3. Enfin, que pensez-vous de l’initiative de la clé USB pour les enseignants ?
Je suppose que vous parlez de la clé mise à disposition des néo-titulaires. C’est une initiative intéressante, qui a pour objectif d’aider l’entrée des nouveaux enseignants dans leur métier en favorisant l’intégration des technologies de l’information et de la communication. Rappelons que l’opération consiste, pour sa première année, en la production de 6 000 clés pour trois disciplines : Histoire et Géographie, Sciences physiques et chimiques fondamentales et appliquées, Sciences de la vie et de la Terre, et pour l’enseignement primaire dans quelques départements, à titre expérimental.
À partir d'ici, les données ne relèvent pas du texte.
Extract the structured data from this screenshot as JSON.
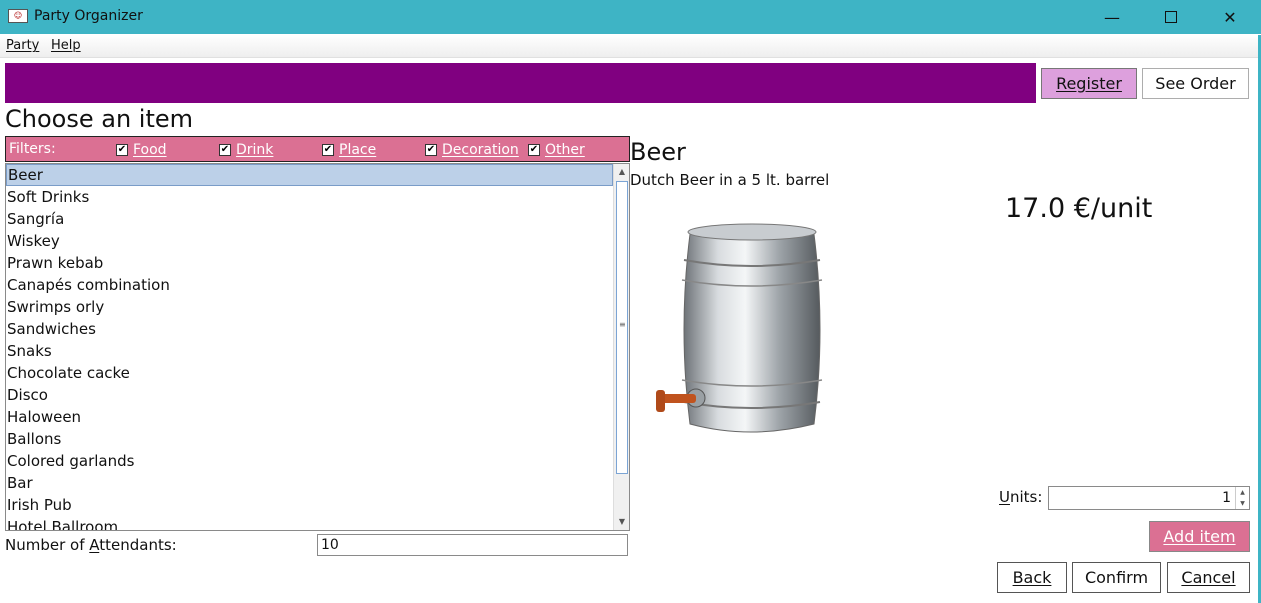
{
  "window": {
    "title": "Party Organizer",
    "minimize": "—",
    "close": "✕"
  },
  "menu": {
    "items": [
      "Party",
      "Help"
    ]
  },
  "header": {
    "register_label": "Register",
    "see_order_label": "See Order",
    "banner_color": "#800080"
  },
  "main": {
    "heading": "Choose an item",
    "filters": {
      "label": "Filters:",
      "options": [
        {
          "label": "Food",
          "checked": true
        },
        {
          "label": "Drink",
          "checked": true
        },
        {
          "label": "Place",
          "checked": true
        },
        {
          "label": "Decoration",
          "checked": true
        },
        {
          "label": "Other",
          "checked": true
        }
      ]
    },
    "items": [
      "Beer",
      "Soft Drinks",
      "Sangría",
      "Wiskey",
      "Prawn kebab",
      "Canapés combination",
      "Swrimps orly",
      "Sandwiches",
      "Snaks",
      "Chocolate cacke",
      "Disco",
      "Haloween",
      "Ballons",
      "Colored garlands",
      "Bar",
      "Irish Pub",
      "Hotel Ballroom"
    ],
    "selected_index": 0,
    "attendants": {
      "label_before": "Number of ",
      "label_accel": "A",
      "label_after": "ttendants:",
      "value": "10"
    }
  },
  "detail": {
    "name": "Beer",
    "description": "Dutch Beer in a 5 lt. barrel",
    "price": "17.0 €/unit",
    "image_icon": "beer-keg-icon",
    "units": {
      "label_accel": "U",
      "label_rest": "nits:",
      "value": "1"
    },
    "add_item_label": "Add item"
  },
  "footer": {
    "back_label": "Back",
    "confirm_label": "Confirm",
    "cancel_label": "Cancel"
  },
  "colors": {
    "titlebar": "#3eb4c5",
    "filterbar": "#db7093",
    "register": "#dda0dd",
    "add_item": "#db7093",
    "selection": "#bcd0e8"
  }
}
Chaque clé, d’une capacité de 2 Go, permet à partir d’un ordinateur PC ou Macintosh d’avoir accès à des liens institutionnels ; des ressources pour enseigner ; des exemples d’usages ; un espace personnel ; une boite à outils. La clé est la propriété de l’enseignant et l’usage des ressources disponibles (via la clé) est strictement individuel et professionnel.
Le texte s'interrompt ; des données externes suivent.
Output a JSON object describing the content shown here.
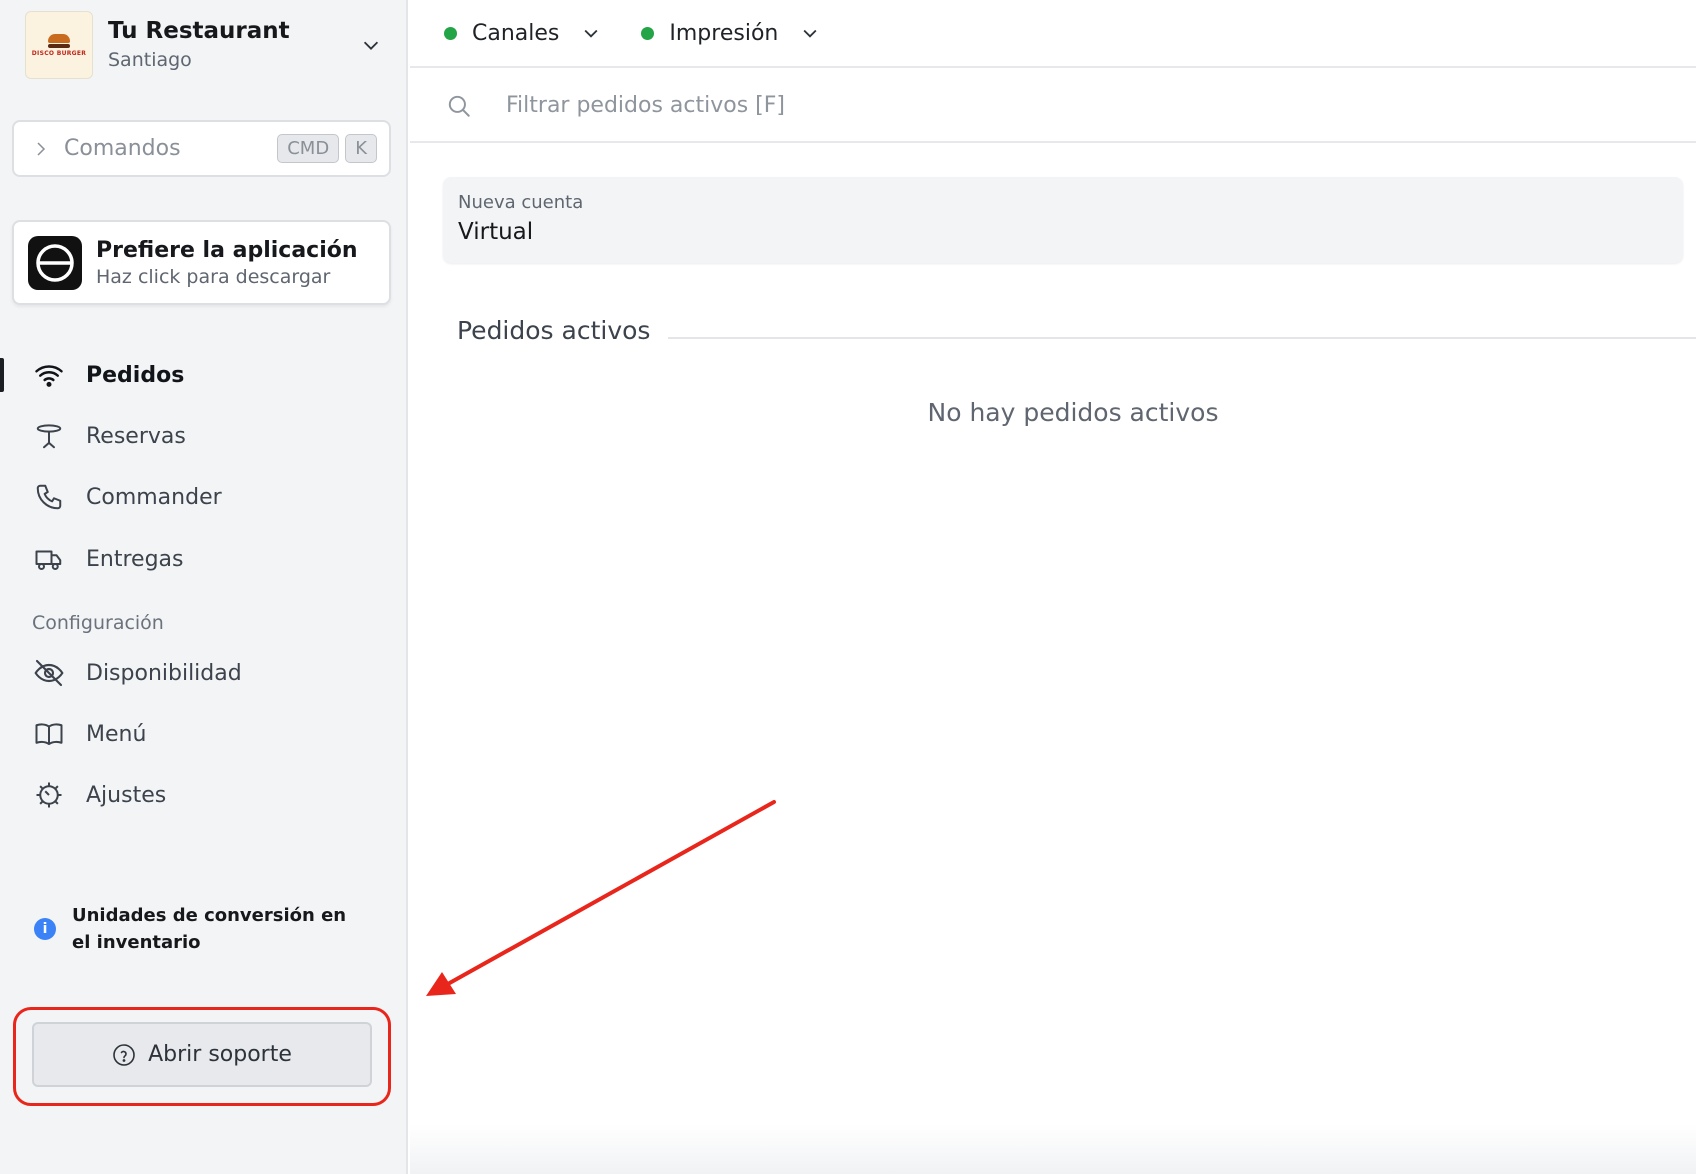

Permettez-moi de profiter de votre question pour dire quelques mots sur une autre clé USB, Clé en main, coéditée par le CRDP de Paris et la société Mostick. Cette clé contient des logiciels libres et des ressources pédagogiques. Parmi les logiciels figurent la suite bureautique complète OpenOffice.org, le navigateur Firefox ; le client messagerie Thunderbird ; The Gimp (traitement d’images) ; Audacity (traitement sonore) ; Coolplayer (lecteur Audio MP3) ; VLC (lecteur video). Les logiciels fonctionnent d’une manière autonome sur tout ordinateur équipé d’une version de Windows parmi les plus courantes, sans que l’on ait à les installer sur chaque machine nouvellement utilisée. Clé en main est une sorte d’environnement numérique de travail personnel qui permet d’avoir en permanence avec soi ses logiciels, ses fichiers, ses méls, ses ressources pédagogiques.
31 mars 2007
Jean-Pierre Archambault, Professeur agrégé de mathématiques, est chargé de mission veille technologique au CNDP-CRDP de Paris, où il assure notamment la responsabilité du dossier des logiciels libres, coordonnant le pôle de compétences logiciels libres du SCEREN. Il a participé au pilotage du développement des TICE dans l’académie de Créteil. Il est l’auteur de nombreux articles sur les usages pédagogiques et les enjeux des TIC. Il est membre du comité de rédaction de Médialog, revue des technologies de l’information et de la communication dans l’enseignement, et a publié « De la télématique à Internet » aux éditions du CNDP.